Il s'interroge. "Est-il utile pour assurer la sécurité de nos compatriotes, de centraliser des informations relatives aux personnes physiques ayant seulement sollicité un mandat
politique ou syndical?"
Et d'ajouter: "Est-il utile que l'on y intègre des éléments type les coordonnées téléphoniques, les orientations, sans savoir exactement de quoi il s'agit, des informations d'ordre fiscal ou patrimonial?"
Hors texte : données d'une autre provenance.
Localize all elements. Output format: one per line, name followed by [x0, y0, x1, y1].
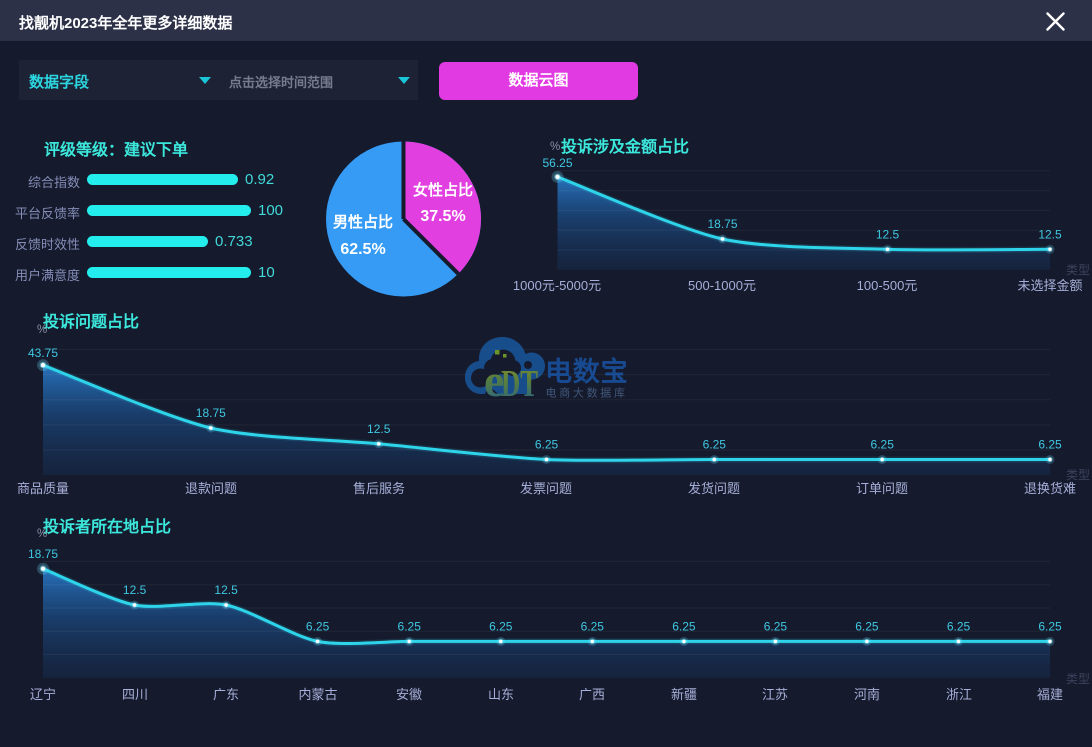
svg-text:12.5: 12.5 [1038, 227, 1062, 241]
svg-text:37.5%: 37.5% [420, 208, 465, 225]
svg-text:6.25: 6.25 [703, 438, 727, 452]
svg-text:电商大数据库: 电商大数据库 [546, 386, 628, 400]
svg-text:6.25: 6.25 [489, 620, 513, 634]
svg-text:56.25: 56.25 [542, 156, 572, 170]
svg-text:6.25: 6.25 [306, 620, 330, 634]
svg-text:18.75: 18.75 [28, 547, 58, 561]
svg-text:18.75: 18.75 [196, 406, 226, 420]
svg-text:男性占比: 男性占比 [333, 213, 393, 231]
svg-text:女性占比: 女性占比 [413, 181, 473, 199]
svg-text:43.75: 43.75 [28, 346, 58, 360]
svg-text:6.25: 6.25 [855, 620, 879, 634]
svg-text:6.25: 6.25 [1038, 620, 1062, 634]
svg-text:6.25: 6.25 [535, 438, 559, 452]
svg-text:12.5: 12.5 [123, 583, 147, 597]
svg-text:e: e [484, 355, 504, 406]
svg-text:6.25: 6.25 [398, 620, 422, 634]
svg-text:6.25: 6.25 [947, 620, 971, 634]
svg-text:12.5: 12.5 [214, 583, 238, 597]
svg-text:12.5: 12.5 [876, 227, 900, 241]
svg-text:18.75: 18.75 [707, 217, 737, 231]
svg-text:6.25: 6.25 [1038, 438, 1062, 452]
svg-text:电数宝: 电数宝 [545, 356, 628, 387]
svg-text:12.5: 12.5 [367, 422, 391, 436]
svg-text:6.25: 6.25 [672, 620, 696, 634]
svg-text:6.25: 6.25 [581, 620, 605, 634]
svg-text:6.25: 6.25 [764, 620, 788, 634]
svg-text:DT: DT [501, 363, 538, 405]
svg-text:6.25: 6.25 [871, 438, 895, 452]
svg-text:62.5%: 62.5% [340, 241, 385, 258]
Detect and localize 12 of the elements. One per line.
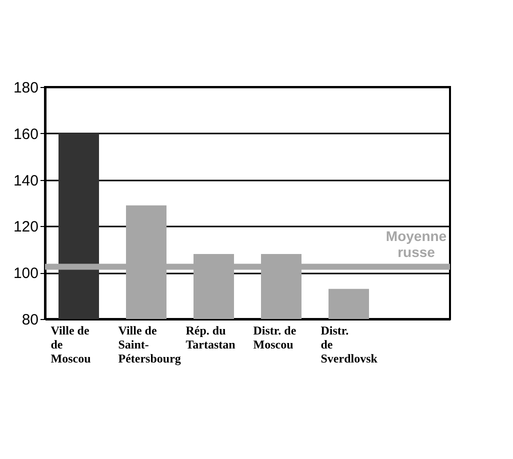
x-tick-label: Rép. du Tartastan (186, 324, 236, 352)
y-tick-label: 180 (13, 80, 38, 96)
ref-line-label: Moyenne russe (386, 228, 447, 260)
x-tick-label: Distr. de Moscou (253, 324, 297, 352)
y-tick-label: 160 (13, 126, 38, 143)
x-tick-label: Ville de de Moscou (50, 324, 92, 366)
x-tick-label: Ville de Saint- Pétersbourg (118, 324, 181, 366)
y-tick-label: 100 (13, 265, 38, 282)
y-tick-label: 80 (22, 312, 38, 328)
x-tick-label: Distr. de Sverdlovsk (320, 324, 378, 366)
y-tick-label: 120 (13, 218, 38, 236)
y-tick-label: 140 (13, 172, 38, 190)
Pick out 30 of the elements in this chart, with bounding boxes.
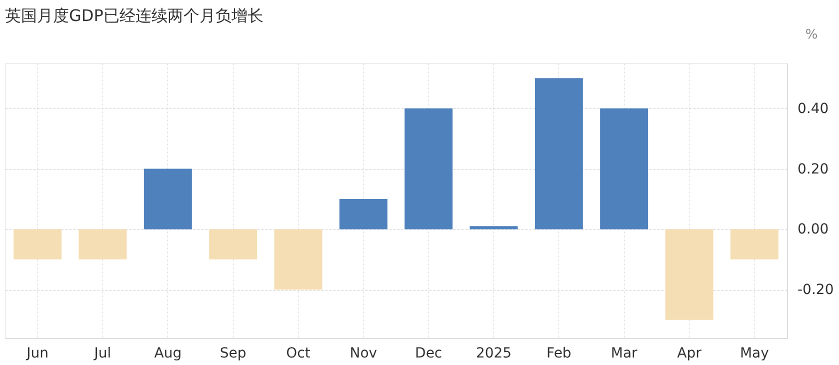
bar — [339, 198, 388, 230]
bar — [404, 108, 453, 230]
bar — [665, 229, 714, 320]
x-tick-label: Sep — [220, 346, 246, 362]
bar — [600, 108, 648, 230]
chart-title: 英国月度GDP已经连续两个月负增长 — [5, 6, 264, 25]
y-tick-label: -0.20 — [798, 282, 834, 298]
x-tick-label: Apr — [677, 346, 702, 362]
bar — [730, 229, 778, 260]
y-tick-label: 0.00 — [798, 222, 829, 238]
y-tick-label: 0.20 — [798, 161, 829, 178]
x-tick-label: Mar — [610, 346, 638, 362]
x-tick-label: Aug — [154, 346, 182, 362]
y-tick-label: 0.40 — [798, 100, 829, 117]
x-tick-label: Jul — [93, 346, 112, 362]
x-tick-label: Dec — [415, 346, 442, 362]
bar — [78, 229, 127, 260]
bar — [144, 168, 192, 230]
x-tick-label: May — [740, 346, 769, 362]
bar — [274, 229, 322, 290]
x-tick-label: 2025 — [476, 346, 512, 362]
bar — [470, 226, 518, 230]
x-tick-label: Oct — [286, 346, 311, 362]
bar — [14, 229, 62, 260]
x-tick-label: Feb — [546, 346, 572, 362]
y-axis-title: % — [805, 28, 818, 42]
x-tick-label: Jun — [26, 346, 49, 362]
bar — [534, 78, 583, 230]
bar — [209, 229, 258, 260]
x-tick-label: Nov — [350, 346, 378, 362]
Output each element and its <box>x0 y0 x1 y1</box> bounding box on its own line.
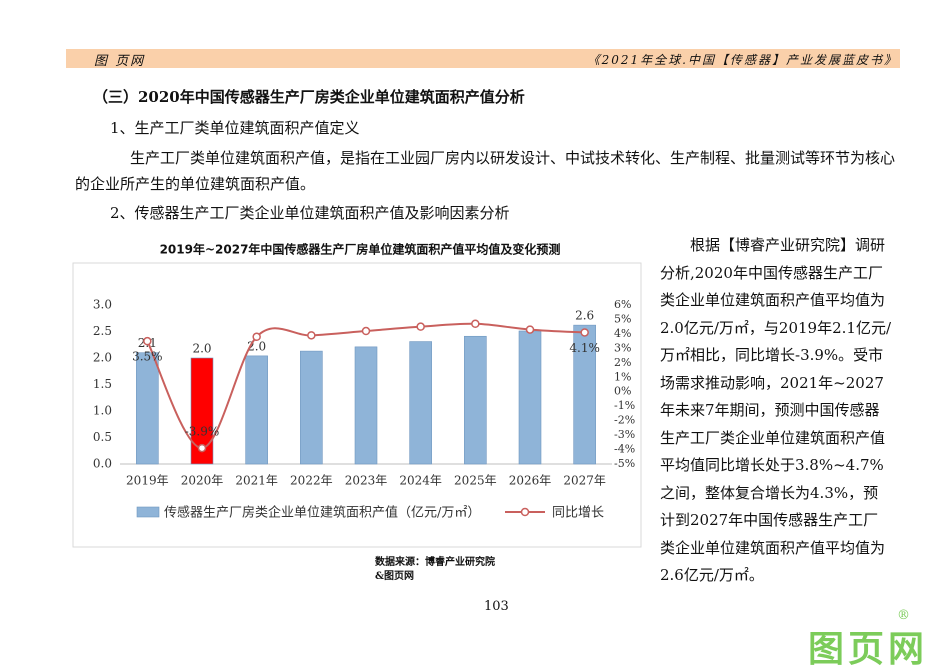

Et de poursuivre: "Est-ce bien nécessaire de ficher les personnes jouant selon les termes même du décret un rôle institutionnel économique social ou religieux significatif? N'y a-t-il pas là un curieux mélange des genres?"
Alors du coup, il prévient qu'il "fera des propositions au début de l'année prochaine" sur la question des libertés fondamentales.
De son côté, la ministre de l'Intérieur Michèle Alliot-Marie est "ravie" que son collègue s'interroge: "La question que moi je me pose, c'est comment il se fait que depuis le 1er juillet, il n'ait pas réussi à trouver mon numéro de téléphone pour me demander ce qu'il en était, je l'aurais rassuré", a-t-elle déclaré ce dimanche, passablement énervée, à l'issue du "Campus" UMP de Royan.
Le fichier Edvige, créé par décret le 1er juillet dernier, soulève un tollé dans le monde politique et associatif.
De nombreux recours ont été déposés devant le
Conseil d'Etat et une pétition circule pour le faire annuler.